Горестно сидеть около открытого люка. Тянет сквозняком, холодно блестит лестничная площадка. Где-то плачет ребенок, тявкает собака. Все это навевает тоску. Но вот он услышал ее шаги и обрадовался живительным звукам — нет, не обманула, пришла!

— От бабушки еле отделалась, — объяснила Ната, появляясь в люке. — Хотела меня в гости куда-то к своим старухам потащить. А мне скучно их тягомотные разговоры слушать.

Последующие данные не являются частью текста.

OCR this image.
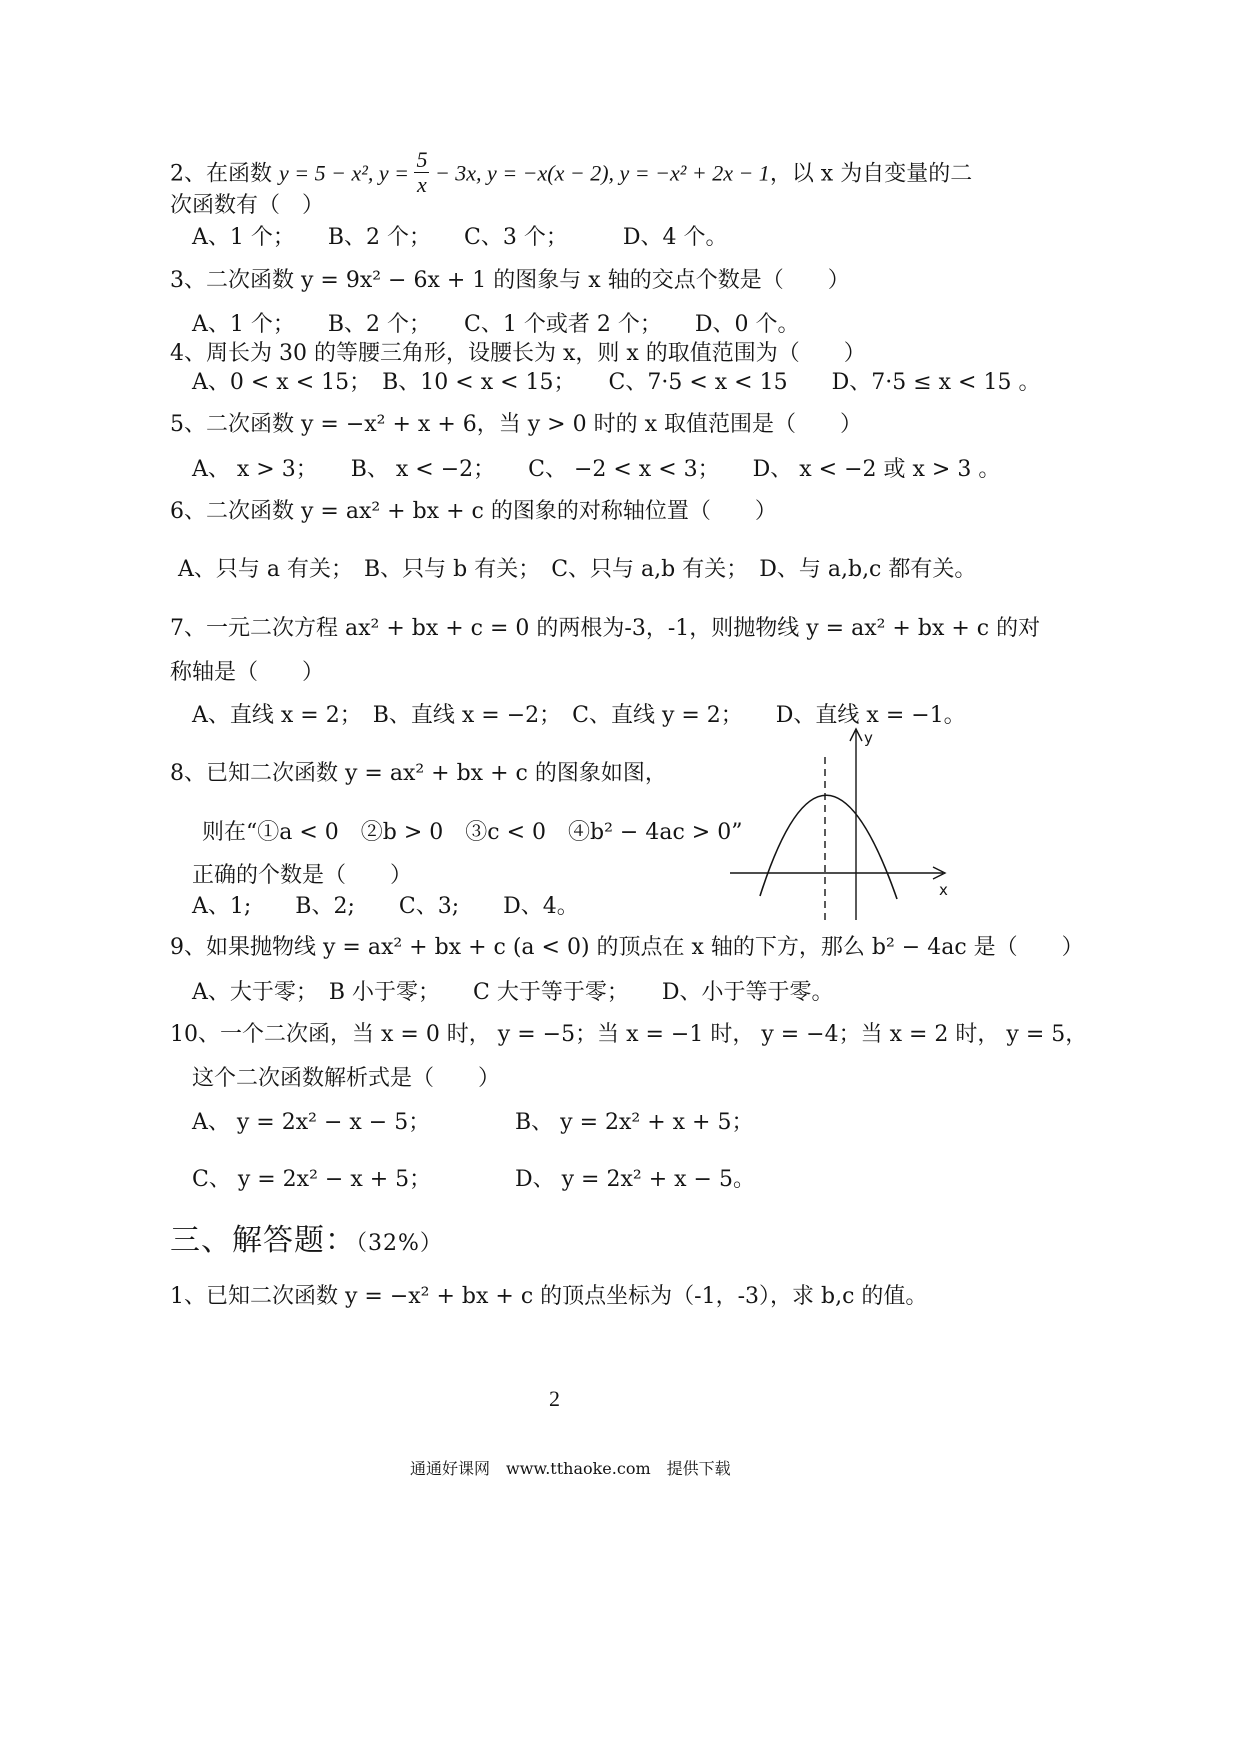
2、在函数 y = 5 − x², $y = \frac{5}{x} - 3x$, y = −x(x − 2), y = −x² + 2x − 1，以 x 为自变量的二
次函数有（　）
A、1 个；　　B、2 个；　　C、3 个；　　　D、4 个。
3、二次函数 y = 9x² − 6x + 1 的图象与 x 轴的交点个数是（　　）
A、1 个；　　B、2 个；　　C、1 个或者 2 个；　　D、0 个。
4、周长为 30 的等腰三角形，设腰长为 x，则 x 的取值范围为（　　）
A、0 < x < 15；　B、10 < x < 15；　　C、7·5 < x < 15　　D、7·5 ≤ x < 15 。
5、二次函数 y = −x² + x + 6，当 y > 0 时的 x 取值范围是（　　）
A、 x > 3；　　B、 x < −2；　　C、 −2 < x < 3；　　D、 x < −2 或 x > 3 。
6、二次函数 y = ax² + bx + c 的图象的对称轴位置（　　）
A、只与 a 有关；　B、只与 b 有关；　C、只与 a,b 有关；　D、与 a,b,c 都有关。
7、一元二次方程 ax² + bx + c = 0 的两根为-3，-1，则抛物线 y = ax² + bx + c 的对
称轴是（　　）
A、直线 x = 2；　B、直线 x = −2；　C、直线 y = 2；　　D、直线 x = −1。
8、已知二次函数 y = ax² + bx + c 的图象如图，
则在“①a < 0　②b > 0　③c < 0　④b² − 4ac > 0”
正确的个数是（　　）
A、1;　　B、2;　　C、3;　　D、4。
y
x
9、如果抛物线 y = ax² + bx + c (a < 0) 的顶点在 x 轴的下方，那么 b² − 4ac 是（　　）
A、大于零；　B 小于零；　　C 大于等于零；　　D、小于等于零。
10、一个二次函，当 x = 0 时， y = −5；当 x = −1 时， y = −4；当 x = 2 时， y = 5，
这个二次函数解析式是（　　）
A、 y = 2x² − x − 5；	B、 y = 2x² + x + 5；
C、 y = 2x² − x + 5；	D、 y = 2x² + x − 5。
三、解答题：（32%）
1、已知二次函数 y = −x² + bx + c 的顶点坐标为（-1，-3），求 b,c 的值。
2
通通好课网　www.tthaoke.com　提供下载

— Что они понимают в жизни, — помогая ей вылезти, радостно-льстиво поддакнул Гоглик.

Помогал он так усердно, что Ната сочла нужным отстраниться и сказать, что она не старуха и сама может подниматься по ступенькам.

— Конечно, — смутился Гоглик. — Вот конфеты, орехи, шоколад. Лимонад не забыла?

— Нет, тут, — кивнула она на рюкзачок.

Попробовав всего понемногу, дети устроились на рубероиде и открыли рукопись.

«Бес очнулся от шорохов и скулежа. Из конуры видно, что Тумбал крутится неподалеку, словно чего-то ждет. При виде беса он уважительно завилял хвостом и начал в поклонах приседать на передние лапы, прижимать в покорстве уши.

— Что тебе? — буркнул бес, готовясь к какой-нибудь подлости и чувствуя, как противно ноет крыло и саднят избитые бока. Его даже будто трясло в лихоманке. Только этого наглого пса не хватает!

— Ты-про-учил-вра-гов, Зуба-Когтя. Ты-мой-хо-зя-ин! При-каз! За-каз! — угодливо протявкал Тумбал на своем рубленом собачьем наречии.

— Поди сюда, — велел бес и уставился в его глаза. Так и есть — внутри пса сидит какой-то пленный дух: выглядывает из зрачков, испуганно морщится, словно спросонья. — Придушу, если пакость. Я сильнее тебя, силища-ща! — на всякий случай предупредил он. — Что ты можешь?

— Я-во-жак! Все-мо-гу! При-ка-жу — испугают-искусают-передушат-загрызут, — начал хорохориться Тумбал. — Свистнуть-бешеного-кобелину, он-зараз-враз-раз…

— А хорошее ты можешь? — перебил бес, вспоминая о своих битых боках.

— Какое-такое-хорошее? — удивленно бреханул Тумбал. — Что-при-кажут — то-хо-ро-шее. Нам, со-ба-кам, все равно-одно… Служить-дружить-не-тужить!